In our group, a spirit of compassion has developed over time without any "program" in place to focus on it. We care about each other's successes and failures; we celebrate triumphs and mourn losses together. We pray for each other, pull for each other, and provide for each other. This foundation creates a space where we can be honest without fear of condemnation.

Fear of betrayal is another major barrier to shared confession. I may be willing to be open and honest with my small group, but I don't necessarily want a wider circle of people to hear my failures. I don't have relationships with them; I don't have any reason to trust that they will be compassionate and not judgmental. Additionally, the information may come back to harm me if it gets to the wrong people.
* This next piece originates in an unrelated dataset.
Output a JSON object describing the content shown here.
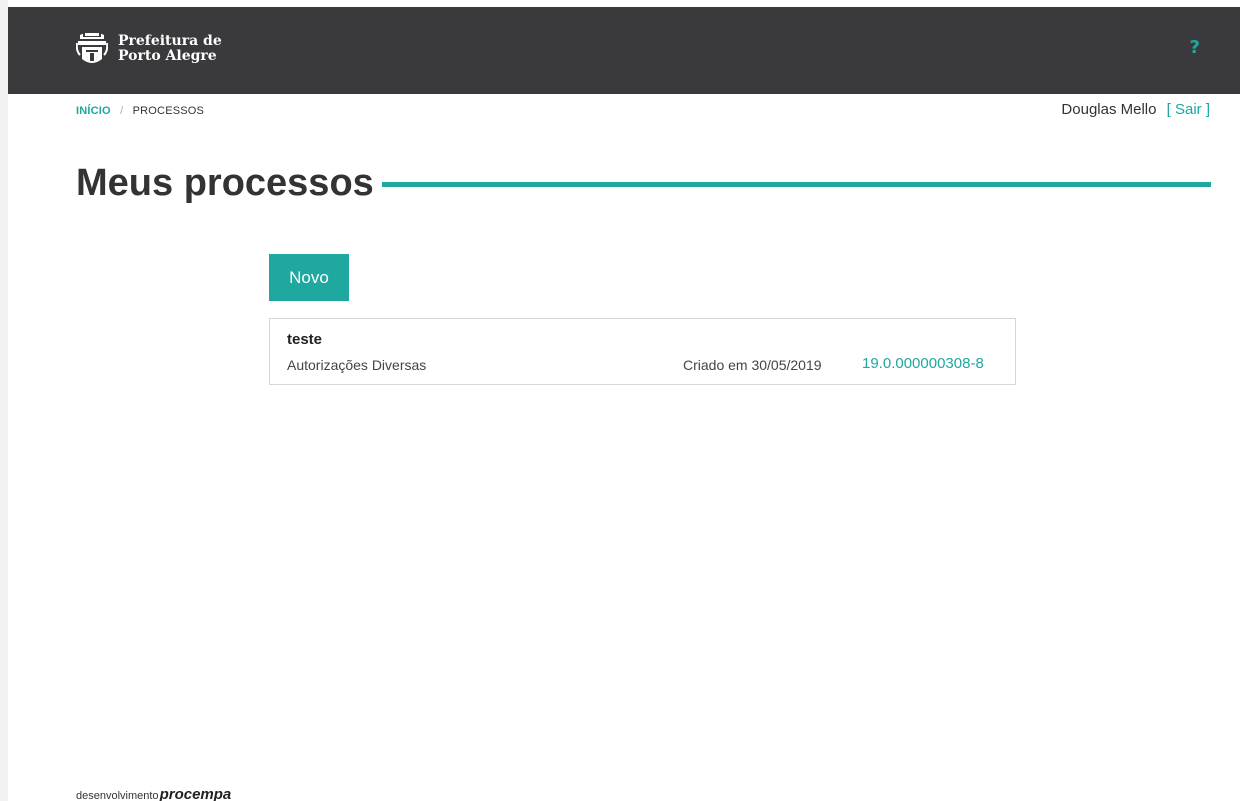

Confidentiality is a must for effective corporate confession. A confidence betrayed destroys relationships and group unity, and it precludes future confessions and possibly even other types of sharing.

Many groups approach confidentiality with a signed covenant. Others simply develop the understanding over time. However you choose to establish confidentiality, it's essential that what is said in the group meeting stays there unless permission is specifically given to repeat it. (I secured permission from my former group leader before writing this article, and I had her review it before submitting it.)

Moving Toward Effective Confession

Keep in mind that the addition of new members to the group will change the group dynamic. It will take some time to build the mutual trust necessary for shared confession. Work intentionally toward this, but don't rush it. People need to feel safe in the group for confession to be meaningful.

Shared confession can be an effective tool to promote community and bring about life change. Laying a foundation of authenticity and accountability, buy in, and compassion and confidentiality will start your group on the road to effective corporate confession.

—Andrew Wheeler is the author of Together in Prayer; copyright 2011 by Christianity Today.


  1. What is your initial reaction to incorporating confession into your group?
  2. When have you experienced confession bringing a group together?
  3. Do you know how your group members feel about confession? What obstacles might you face in introducing confession in your group?

Note: This article has been excerpted from the training tool called Spiritual Disciplines for Small Groups.